United Kingdom
Essex school reprimanded after using facial recognition technology for canteen payments
- School in Essex introduced facial recognition technology to take cashless canteen payments from students.
- The school failed to carry out a Data Protection Impact Assessment before starting to use facial recognition, and did not obtain clear permission to process students’ biometric information (failing to consult students and parents).
- The school relied on assumed consent, by using opt-out consent slips for parents. The reprimand noted students were old enough to provide their own consent, and opt-out consent was not a valid form of consent.
Google scraps plan to remove cookies from Chrome
- Google will continue to keep third-party cookies in the Chrome browser, despite working since 2019 on phasing them out.
- Advertisers had concerns over removing third-party cookies, as this would limit advertisers ability to collect information for ad personalisation and make advertisers dependent on Google’s user databases.
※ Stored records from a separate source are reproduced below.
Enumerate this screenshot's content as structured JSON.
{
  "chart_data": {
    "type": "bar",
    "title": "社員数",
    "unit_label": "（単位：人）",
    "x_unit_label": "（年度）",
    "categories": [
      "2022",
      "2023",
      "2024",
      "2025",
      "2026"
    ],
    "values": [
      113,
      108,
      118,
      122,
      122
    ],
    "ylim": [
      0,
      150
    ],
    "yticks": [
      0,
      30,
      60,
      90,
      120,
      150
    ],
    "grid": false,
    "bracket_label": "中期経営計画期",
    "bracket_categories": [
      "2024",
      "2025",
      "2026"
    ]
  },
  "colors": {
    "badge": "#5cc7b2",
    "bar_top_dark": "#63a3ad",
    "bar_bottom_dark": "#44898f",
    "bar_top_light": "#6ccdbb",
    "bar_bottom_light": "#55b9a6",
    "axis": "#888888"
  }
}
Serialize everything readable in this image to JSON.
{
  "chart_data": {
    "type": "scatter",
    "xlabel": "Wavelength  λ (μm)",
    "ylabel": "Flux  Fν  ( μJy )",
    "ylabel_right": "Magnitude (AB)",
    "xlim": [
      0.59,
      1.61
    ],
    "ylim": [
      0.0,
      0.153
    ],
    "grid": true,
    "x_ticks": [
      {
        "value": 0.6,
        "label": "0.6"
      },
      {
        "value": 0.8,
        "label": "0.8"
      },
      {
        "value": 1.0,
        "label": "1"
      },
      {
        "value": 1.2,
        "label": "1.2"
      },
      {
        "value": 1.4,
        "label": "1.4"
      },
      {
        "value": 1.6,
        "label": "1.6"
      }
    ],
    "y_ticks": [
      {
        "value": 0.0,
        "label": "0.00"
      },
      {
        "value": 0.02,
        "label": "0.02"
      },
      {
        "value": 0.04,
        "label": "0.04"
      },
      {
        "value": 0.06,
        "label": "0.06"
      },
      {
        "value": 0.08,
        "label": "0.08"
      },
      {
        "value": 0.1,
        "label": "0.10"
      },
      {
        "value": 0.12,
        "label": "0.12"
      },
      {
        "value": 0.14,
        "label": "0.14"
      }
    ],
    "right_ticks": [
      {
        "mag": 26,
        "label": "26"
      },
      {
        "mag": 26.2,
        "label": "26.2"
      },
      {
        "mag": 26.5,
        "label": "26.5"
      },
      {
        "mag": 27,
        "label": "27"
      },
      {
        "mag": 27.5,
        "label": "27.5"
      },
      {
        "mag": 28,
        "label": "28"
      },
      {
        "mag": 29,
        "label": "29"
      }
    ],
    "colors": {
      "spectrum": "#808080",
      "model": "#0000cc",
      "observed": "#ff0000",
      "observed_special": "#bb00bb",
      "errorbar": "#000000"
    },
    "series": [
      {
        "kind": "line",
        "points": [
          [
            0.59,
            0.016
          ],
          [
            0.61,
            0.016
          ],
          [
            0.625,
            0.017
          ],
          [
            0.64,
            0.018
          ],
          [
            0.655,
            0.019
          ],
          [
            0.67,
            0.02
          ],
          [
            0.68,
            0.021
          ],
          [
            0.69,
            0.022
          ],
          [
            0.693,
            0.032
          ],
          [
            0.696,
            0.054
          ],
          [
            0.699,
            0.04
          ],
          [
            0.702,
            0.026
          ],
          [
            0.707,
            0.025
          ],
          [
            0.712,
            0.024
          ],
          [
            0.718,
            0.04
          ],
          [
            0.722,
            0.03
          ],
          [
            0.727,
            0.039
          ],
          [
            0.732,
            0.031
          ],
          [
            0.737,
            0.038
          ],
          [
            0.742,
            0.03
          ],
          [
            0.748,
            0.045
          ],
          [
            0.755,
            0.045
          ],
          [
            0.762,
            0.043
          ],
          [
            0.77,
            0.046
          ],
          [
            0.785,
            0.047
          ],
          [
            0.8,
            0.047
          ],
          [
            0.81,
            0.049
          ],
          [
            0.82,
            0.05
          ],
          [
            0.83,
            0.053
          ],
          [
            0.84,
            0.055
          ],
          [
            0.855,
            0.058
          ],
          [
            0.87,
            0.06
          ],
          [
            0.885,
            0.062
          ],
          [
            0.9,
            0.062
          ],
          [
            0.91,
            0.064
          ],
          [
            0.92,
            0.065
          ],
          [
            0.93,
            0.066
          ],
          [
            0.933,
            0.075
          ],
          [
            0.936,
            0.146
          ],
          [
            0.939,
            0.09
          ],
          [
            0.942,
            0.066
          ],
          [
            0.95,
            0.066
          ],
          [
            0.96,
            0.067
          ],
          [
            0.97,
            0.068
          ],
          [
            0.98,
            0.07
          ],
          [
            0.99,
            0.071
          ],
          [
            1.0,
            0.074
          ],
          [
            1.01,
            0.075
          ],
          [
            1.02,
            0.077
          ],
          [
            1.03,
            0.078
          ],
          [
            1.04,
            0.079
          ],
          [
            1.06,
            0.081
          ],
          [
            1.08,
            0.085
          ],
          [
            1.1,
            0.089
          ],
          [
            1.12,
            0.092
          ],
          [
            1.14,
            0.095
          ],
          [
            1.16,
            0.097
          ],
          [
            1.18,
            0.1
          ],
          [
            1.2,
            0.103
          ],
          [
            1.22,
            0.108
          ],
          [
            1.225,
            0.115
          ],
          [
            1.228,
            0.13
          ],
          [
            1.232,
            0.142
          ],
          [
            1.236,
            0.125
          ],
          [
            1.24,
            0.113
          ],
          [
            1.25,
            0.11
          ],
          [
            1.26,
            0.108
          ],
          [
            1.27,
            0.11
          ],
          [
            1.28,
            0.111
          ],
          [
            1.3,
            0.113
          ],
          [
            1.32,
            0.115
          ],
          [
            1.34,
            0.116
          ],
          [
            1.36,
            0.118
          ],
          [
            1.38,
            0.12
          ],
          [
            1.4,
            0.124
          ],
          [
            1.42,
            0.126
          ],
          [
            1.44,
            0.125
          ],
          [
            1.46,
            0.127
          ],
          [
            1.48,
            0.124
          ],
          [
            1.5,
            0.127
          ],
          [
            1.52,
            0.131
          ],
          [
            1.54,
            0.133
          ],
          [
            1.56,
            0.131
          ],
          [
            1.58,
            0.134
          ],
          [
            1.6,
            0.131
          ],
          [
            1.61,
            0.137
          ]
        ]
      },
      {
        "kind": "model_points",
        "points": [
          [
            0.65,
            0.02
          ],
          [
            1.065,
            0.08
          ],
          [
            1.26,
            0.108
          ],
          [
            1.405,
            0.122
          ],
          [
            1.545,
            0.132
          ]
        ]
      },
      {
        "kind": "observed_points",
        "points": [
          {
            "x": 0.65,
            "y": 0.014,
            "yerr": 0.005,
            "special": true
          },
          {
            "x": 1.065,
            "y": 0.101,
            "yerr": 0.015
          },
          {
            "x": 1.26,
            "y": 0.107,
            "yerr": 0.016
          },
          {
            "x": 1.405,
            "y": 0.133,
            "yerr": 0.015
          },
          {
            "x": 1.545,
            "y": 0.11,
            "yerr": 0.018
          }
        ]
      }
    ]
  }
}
- The VP of Google-backed Privacy Sandbox, which was previously working on phasing out cookies, has said they would “introduce a new experience in Chrome that lets people make an informed choice that applied across their web browsing” instead.
- Critics have argued the move to continue to use third-party cookies “is a direct consequence of their advertising-driven business model”.
United States
US congressional panel calls on CrowdStrike CEO to testify on outage
- The CrowdStrike CEO George Kurtz has been asked to testify on the global tech outage in July by the U.S. House of Representatives Homeland Security Committee.
- The congressional panel has noted the magnitude of the incident, as possibly “the largest IT outage in history”, despite CrowdStrike’s response and coordination with stakeholders.
- The security software update by CrowdStrike crashed Microsoft-powered computers, disrupting and impacting industries (including airlines, banking and healthcare). Around 8.5m Windows devices were said to be affected.
US FTC looking into targeted pricing based on personal data
- The U.S. Federal Trade Commission has ordered Mastercard, JPMorgan Chase and other companies to provide information on targeted pricing products, data used, by whom and the effect on prices, as part of a study investigating different prices for customers based on their personal data (including location and past purchases).
- FTC chair has said the harvesting of personal data by firms “put people’s privacy at risk. Now firms could be exploiting this vast trove of personal information to charge people higher prices”.
- Online advertising has historically used browsing history and location to determine ads for consumers, and the FTC is concerned the same technology can be used to set disparate prices (“surveillance pricing”) or collude with competitors
Europe
Austrian Federal Administrative Court upholds data protection ruling
- Decision of the Austrian Data Protection Authority to impose fines on legal entities acting in breach of the EU GDPR has been upheld by the Austrian Federal Administrative Court. The court did reduce the fines proposed to 70000 € to make them “effective, dissuasive and proportionate”.
- The breach involved the running of customer loyalty programs in Austria that obtained inadmissible consent to process personal data for profiling purposes.
- The consent requests were found to be misleading, and the conditions for consent were not met, making the subsequent processing of personal data unlawful.
Meta warns EU regulatory efforts risk bloc missing out on AI advances
- Meta has warned the EU is creating a “risk” that it is cut off from cutting-edge services through its approach to regulating AI. This comes as a response to EU’s privacy watchdog requesting Meta voluntarily pause the training of its future AI models in the region, due to uncertainty over whether training AI models on consumer data was against the GDPR.
- Meta’s deputy privacy officer has said “If jurisdictions can’t regulate in a way that enables us to have clarity on what’s expected, then it’s going to be harder for us to offer the most advanced technologies in those places”.
- Meta’s AI assistant has not been implemented in the EU and UK following regulatory and data protection fears, and is available in 22 countries (including the US, Australia and Argentina).
- Meta has released a new update of its AI models (Llama 3.1) which will be available in Europe and globally, but has halted training on future models.
International
- Meta has been fined $220m by Nigeria’s Federal Competition and Consumer Protection Commission for discriminatory practices affecting Nigerian data and consumers. Meta has been ordered to comply with Nigerian laws, cease exploiting Nigerian consumers and not undermine consumer rights in the future.
- The violations by Meta include denying Nigerian consumers the right to self-determination, unauthorized transfer and sharing of personal data, discriminatory practices, disparate treatment of Nigerian consumers and other competition law issues.
- Nigeria has heightened its focus on data protection, introducing the Nigeria Data Protection Act in 2023 that established the legal framework for safeguarding personal data in Nigeria.